Capítulo Oitenta e Um: Bolinhos ao Vapor Pisando no Leite
Três lhamas, com suas cabeças recém-tosadas, caminhavam lado a lado; sob o aspecto adorável e ingênuo, exibiam um temperamento dócil e tranquilo. No dorso desses animais, três crianças pequenas, radiantes de entusiasmo, sentavam-se maravilhadas, achando aquilo muito mais emocionante do que qualquer carrossel. Quando Wang Meng desceu as escadas, ficou boquiaberta diante da cena. A aparição dos animais já era surpreendente, mas o fato de seus três filhos estarem montados, brincando e rindo, deixando transparecer tanta felicidade, era ainda mais impressionante. Ela piscou várias vezes, incrédula, e exclamou: “Haoshi, você realmente está criando tantas lhamas mágicas? Deve estar brincando comigo!”

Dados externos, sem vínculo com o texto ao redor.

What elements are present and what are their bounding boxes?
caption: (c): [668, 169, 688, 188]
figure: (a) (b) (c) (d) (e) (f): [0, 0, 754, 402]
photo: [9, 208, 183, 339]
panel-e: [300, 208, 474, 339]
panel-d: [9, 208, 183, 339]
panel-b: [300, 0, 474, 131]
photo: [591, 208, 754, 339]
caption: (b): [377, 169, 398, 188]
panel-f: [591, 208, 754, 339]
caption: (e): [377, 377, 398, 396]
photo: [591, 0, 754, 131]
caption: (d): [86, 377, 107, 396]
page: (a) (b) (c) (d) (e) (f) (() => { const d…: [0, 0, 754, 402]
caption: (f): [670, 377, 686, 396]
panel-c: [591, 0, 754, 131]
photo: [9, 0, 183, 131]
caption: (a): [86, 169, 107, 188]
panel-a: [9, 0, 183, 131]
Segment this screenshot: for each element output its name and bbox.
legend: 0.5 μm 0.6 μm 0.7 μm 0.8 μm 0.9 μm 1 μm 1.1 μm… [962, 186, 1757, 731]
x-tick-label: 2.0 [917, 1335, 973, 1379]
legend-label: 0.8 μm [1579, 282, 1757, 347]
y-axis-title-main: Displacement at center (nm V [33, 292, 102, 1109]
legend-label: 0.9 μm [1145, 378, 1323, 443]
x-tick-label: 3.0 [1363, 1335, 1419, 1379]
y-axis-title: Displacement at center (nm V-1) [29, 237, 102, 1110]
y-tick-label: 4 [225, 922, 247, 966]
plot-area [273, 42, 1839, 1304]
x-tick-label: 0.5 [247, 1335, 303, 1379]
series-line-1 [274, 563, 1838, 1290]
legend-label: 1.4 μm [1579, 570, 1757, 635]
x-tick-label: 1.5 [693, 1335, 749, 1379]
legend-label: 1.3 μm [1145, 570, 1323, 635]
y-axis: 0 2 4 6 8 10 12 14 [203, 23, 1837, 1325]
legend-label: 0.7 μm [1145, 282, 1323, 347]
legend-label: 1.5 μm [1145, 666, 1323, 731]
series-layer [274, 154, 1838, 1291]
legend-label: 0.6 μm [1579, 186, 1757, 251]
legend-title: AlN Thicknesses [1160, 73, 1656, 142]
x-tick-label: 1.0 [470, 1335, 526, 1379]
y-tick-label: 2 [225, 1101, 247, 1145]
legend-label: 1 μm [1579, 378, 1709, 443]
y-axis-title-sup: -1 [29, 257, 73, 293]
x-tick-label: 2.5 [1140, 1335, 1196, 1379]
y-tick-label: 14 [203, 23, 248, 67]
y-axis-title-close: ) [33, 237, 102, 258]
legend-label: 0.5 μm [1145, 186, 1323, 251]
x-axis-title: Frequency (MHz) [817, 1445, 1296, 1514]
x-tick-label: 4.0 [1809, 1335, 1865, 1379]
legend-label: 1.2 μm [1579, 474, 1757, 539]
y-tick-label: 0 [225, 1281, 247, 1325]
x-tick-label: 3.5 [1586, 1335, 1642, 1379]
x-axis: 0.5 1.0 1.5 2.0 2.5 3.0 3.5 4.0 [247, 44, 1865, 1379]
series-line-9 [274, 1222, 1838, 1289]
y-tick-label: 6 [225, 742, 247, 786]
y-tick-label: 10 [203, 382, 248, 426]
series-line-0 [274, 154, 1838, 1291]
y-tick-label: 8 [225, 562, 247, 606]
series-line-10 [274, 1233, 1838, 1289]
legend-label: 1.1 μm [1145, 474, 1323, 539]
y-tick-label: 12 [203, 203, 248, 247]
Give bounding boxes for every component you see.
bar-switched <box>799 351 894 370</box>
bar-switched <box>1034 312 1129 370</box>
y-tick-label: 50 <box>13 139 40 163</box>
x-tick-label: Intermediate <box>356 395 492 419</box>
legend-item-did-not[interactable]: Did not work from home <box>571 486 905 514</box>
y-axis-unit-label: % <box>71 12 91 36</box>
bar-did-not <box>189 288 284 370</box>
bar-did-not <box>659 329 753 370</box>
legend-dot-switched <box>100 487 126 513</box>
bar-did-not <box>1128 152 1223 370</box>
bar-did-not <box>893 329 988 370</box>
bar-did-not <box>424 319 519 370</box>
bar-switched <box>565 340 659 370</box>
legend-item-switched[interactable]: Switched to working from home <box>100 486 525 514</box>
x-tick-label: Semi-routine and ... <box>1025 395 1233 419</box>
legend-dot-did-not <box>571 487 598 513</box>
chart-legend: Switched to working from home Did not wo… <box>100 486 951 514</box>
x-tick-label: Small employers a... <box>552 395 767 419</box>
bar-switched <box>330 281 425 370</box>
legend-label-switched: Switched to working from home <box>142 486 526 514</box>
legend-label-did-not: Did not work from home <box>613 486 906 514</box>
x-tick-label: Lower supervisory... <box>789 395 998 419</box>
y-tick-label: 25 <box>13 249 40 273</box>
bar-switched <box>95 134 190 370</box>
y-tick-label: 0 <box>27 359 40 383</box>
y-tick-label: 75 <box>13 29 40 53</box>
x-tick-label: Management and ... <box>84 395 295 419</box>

Enquanto instruía as lhamas a avançarem, Wang Hao também se preocupava com as três crianças, temendo que pudessem cair dos animais. Ao ouvir Wang Meng, não teve tempo de levantar a cabeça, apenas respondeu: “Essas lhamas foram deixadas pelo antigo proprietário do pasto. A lã delas é valiosa, além de serem muito fofas. Como o pasto é tão grande, aproveito para criar e ocupar o espaço.”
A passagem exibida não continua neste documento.